Better Late than Never…SEC Proposes Rules for Equity-Based Crowdfunding

Crowdfunding and the JOBS Act

"Crowdfunding" is a term commonly used to describe a method of raising money through the Internet. While crowdfunding can be used to raise funds for many things, it has long been impermissible in the United States for businesses to offer and sell securities via crowdfunding. However, that began to change when Congress created an exemption to permit securities-based crowdfunding by passing the Jumpstart Our Businesses Act ("JOBS Act"), which was signed into law in April, 2012.

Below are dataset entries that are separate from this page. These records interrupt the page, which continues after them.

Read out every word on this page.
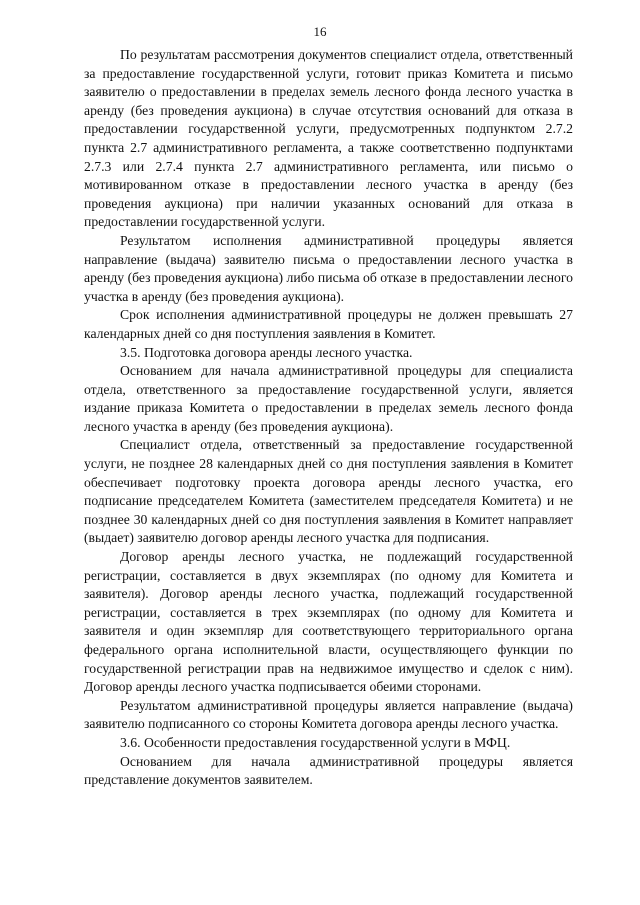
16

По результатам рассмотрения документов специалист отдела, ответственный за предоставление государственной услуги, готовит приказ Комитета и письмо заявителю о предоставлении в пределах земель лесного фонда лесного участка в аренду (без проведения аукциона) в случае отсутствия оснований для отказа в предоставлении государственной услуги, предусмотренных подпунктом 2.7.2 пункта 2.7 административного регламента, а также соответственно подпунктами 2.7.3 или 2.7.4 пункта 2.7 административного регламента, или письмо о мотивированном отказе в предоставлении лесного участка в аренду (без проведения аукциона) при наличии указанных оснований для отказа в предоставлении государственной услуги.

Результатом исполнения административной процедуры является направление (выдача) заявителю письма о предоставлении лесного участка в аренду (без проведения аукциона) либо письма об отказе в предоставлении лесного участка в аренду (без проведения аукциона).

Срок исполнения административной процедуры не должен превышать 27 календарных дней со дня поступления заявления в Комитет.

3.5. Подготовка договора аренды лесного участка.

Основанием для начала административной процедуры для специалиста отдела, ответственного за предоставление государственной услуги, является издание приказа Комитета о предоставлении в пределах земель лесного фонда лесного участка в аренду (без проведения аукциона).

Специалист отдела, ответственный за предоставление государственной услуги, не позднее 28 календарных дней со дня поступления заявления в Комитет обеспечивает подготовку проекта договора аренды лесного участка, его подписание председателем Комитета (заместителем председателя Комитета) и не позднее 30 календарных дней со дня поступления заявления в Комитет направляет (выдает) заявителю договор аренды лесного участка для подписания.

Договор аренды лесного участка, не подлежащий государственной регистрации, составляется в двух экземплярах (по одному для Комитета и заявителя). Договор аренды лесного участка, подлежащий государственной регистрации, составляется в трех экземплярах (по одному для Комитета и заявителя и один экземпляр для соответствующего территориального органа федерального органа исполнительной власти, осуществляющего функции по государственной регистрации прав на недвижимое имущество и сделок с ним). Договор аренды лесного участка подписывается обеими сторонами.

Результатом административной процедуры является направление (выдача) заявителю подписанного со стороны Комитета договора аренды лесного участка.

3.6. Особенности предоставления государственной услуги в МФЦ.

Основанием для начала административной процедуры является представление документов заявителем.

Title III of the JOBS Act established the foundation for a regulatory structure that would permit startup and small business entities to use crowdfunding, but required that the Securities and Exchange Commission ("SEC") first draft rules implementing the exemption.

SEC's Proposed Rules

It was a long time coming, but on October 23, 2013, eighteen months after the JOBS Act was signed into law, the SEC finally proposed new rules for equity-based crowdfunding. The proposed rules are intended to facilitate the use of crowdfunding by businesses while simultaneously providing protection for potential crowdfunding investors. Under the proposed rules:

  • Offering Company - A business would be permitted to raise up to $1 million through crowdfunding in any 12 month period.
  • Investor Limits
    • An investor with annual income and net worth in each case less than $100,000 would be permitted to invest, via crowdfunding, up to the greater of (i) $2,000, or (ii) 5% of the investor's annual income or net worth.
    • An investor with either annual income or net worth equal to or greater than $100,000 would be permitted to invest, via crowdfunding, up to the greater of (i) 10% of the investor's annual income, or (ii) 10% of the investor's net worth. However, such investor would not be permitted in any event to purchase more than $100,000 of securities through crowdfunding in any 12 month period.
  • Disqualified Companies - Certain companies would not be eligible to take advantage of the crowdfunding exemption, including non-US companies, companies that already report to the SEC, and companies that are disqualified under the proposed disqualification rules.
  • Offering Document - Companies engaging in crowdfunding offerings would be required to file certain information with the SEC and provide such information to investors and a registered intermediary facilitating the crowdfunding offering. Required disclosures in this offering document include (1) information about officers and directors and certain owners of the company, (2) a description of the company's business and the intended use of proceeds from the offering, (3) the price to the public of the securities being offered, the target offering amount, the deadline to reach the target offering amount and whether the company will accept investments in excess of the target offering amount, and (4) financial statements of the company that, depending on the amount offered and sold during a 12-month period, would have to be accompanied by a copy of the company’s tax returns or reviewed by an independent public accountant or auditor.
  • Crowdfunding must take place exclusively online through an SEC-registered intermediary, either a broker-dealer or a funding portal.

While it is certainly a much anticipated, and necessary, step towards making crowdfunding widely available to businesses and investors, crowdfunding securities offerings will still not be permitted until the proposed rules become final.

Comments on the SEC rule proposal are due 90 days after its publication in the Federal Register. The SEC will review the comments and determine whether to adopt the Proposed Rules as proposed, amend them or propose different rules.


DISCLAIMER: Because of the generality of this update, the information provided herein may not be applicable in all situations and should not be acted upon without specific legal advice based on particular situations.